Anyway - When you look at the gable end of the house, the roof OH and this return represents the capital on a column. Th edimensionof the return a=back onto the wall is equal to the OH of the roof, so it balances on the cornerpost (cornerboard trim) If you have an 8"OH, and a ten inch cornerboard, the return proceeds eight inches further back, for a 28" total return
I have seen something with no cornerboards that looks decent. That is that a large frieze along the front returns around the end say about 10-12" to appear as a projecting beam end, then the return above it is sized to balance over that emulated end.
Welcome to the
Taunton University of Knowledge FHB Campus at Breaktime.
where ...
Excellence is its own reward!
see photo
That is what I meant on the frieze return, but I would extend further back over it. Here are a few shots demonstrating the basicsIn the muddy rudder shots, see where the rules were done away with and still looks good. The return is perfectly balanced over the corner with no cornerboard and just a hint of a freize return.In palladian the return is with a wide overhang and does seem a bit heavy, but still balances.Zerby house is one I saved from a member here. It is a classic Greek style showing what I was explaining at the first.Cornice returns is another showing the balanced approach with false beam end simulated by freize and no cornerbd in shingle style
Welcome to the Taunton University of Knowledge FHB Campus at Breaktime. where ... Excellence is its own reward!
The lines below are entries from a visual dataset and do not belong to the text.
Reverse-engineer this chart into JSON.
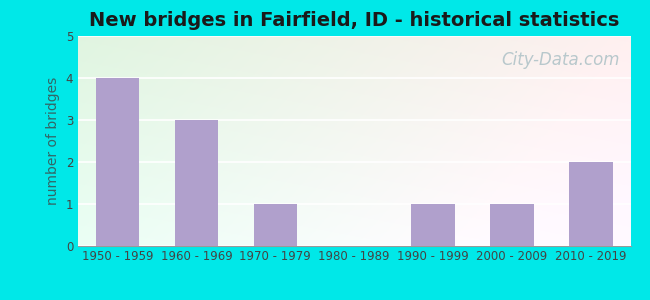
{
  "title": "New bridges in Fairfield, ID - historical statistics",
  "ylabel": "number of bridges",
  "categories": [
    "1950 - 1959",
    "1960 - 1969",
    "1970 - 1979",
    "1980 - 1989",
    "1990 - 1999",
    "2000 - 2009",
    "2010 - 2019"
  ],
  "values": [
    4,
    3,
    1,
    0,
    1,
    1,
    2
  ],
  "bar_color": "#b0a0cc",
  "background_outer": "#00e8e8",
  "ylim": [
    0,
    5
  ],
  "yticks": [
    0,
    1,
    2,
    3,
    4,
    5
  ],
  "title_fontsize": 14,
  "axis_label_fontsize": 10,
  "tick_fontsize": 8.5,
  "watermark_text": "City-Data.com",
  "watermark_color": "#b8c8cc",
  "watermark_fontsize": 12,
  "fig_width": 6.5,
  "fig_height": 3.0,
  "fig_dpi": 100
}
I try and balance them visually. I typically use a 1/3 "rule".
If your roof/soffet extends 24" (2 feet) beyond sidewall horizontally, I would likely run the cornice back about one foot. 1/3 of the overall 3 feet being the cornice return.
Am I making sense?
J. D. Reynolds
Home Improvements
That would actually be unbalanced, being overweighted to the outside overhang.but when you have such a large overhang, it is hard to deal with. The return can end up too large to make it balance.But IMO, The minimum return normal would be equal to the OH from the very outside corner. See photos IO attached above
Welcome to the Taunton University of Knowledge FHB Campus at Breaktime. where ... Excellence is its own reward!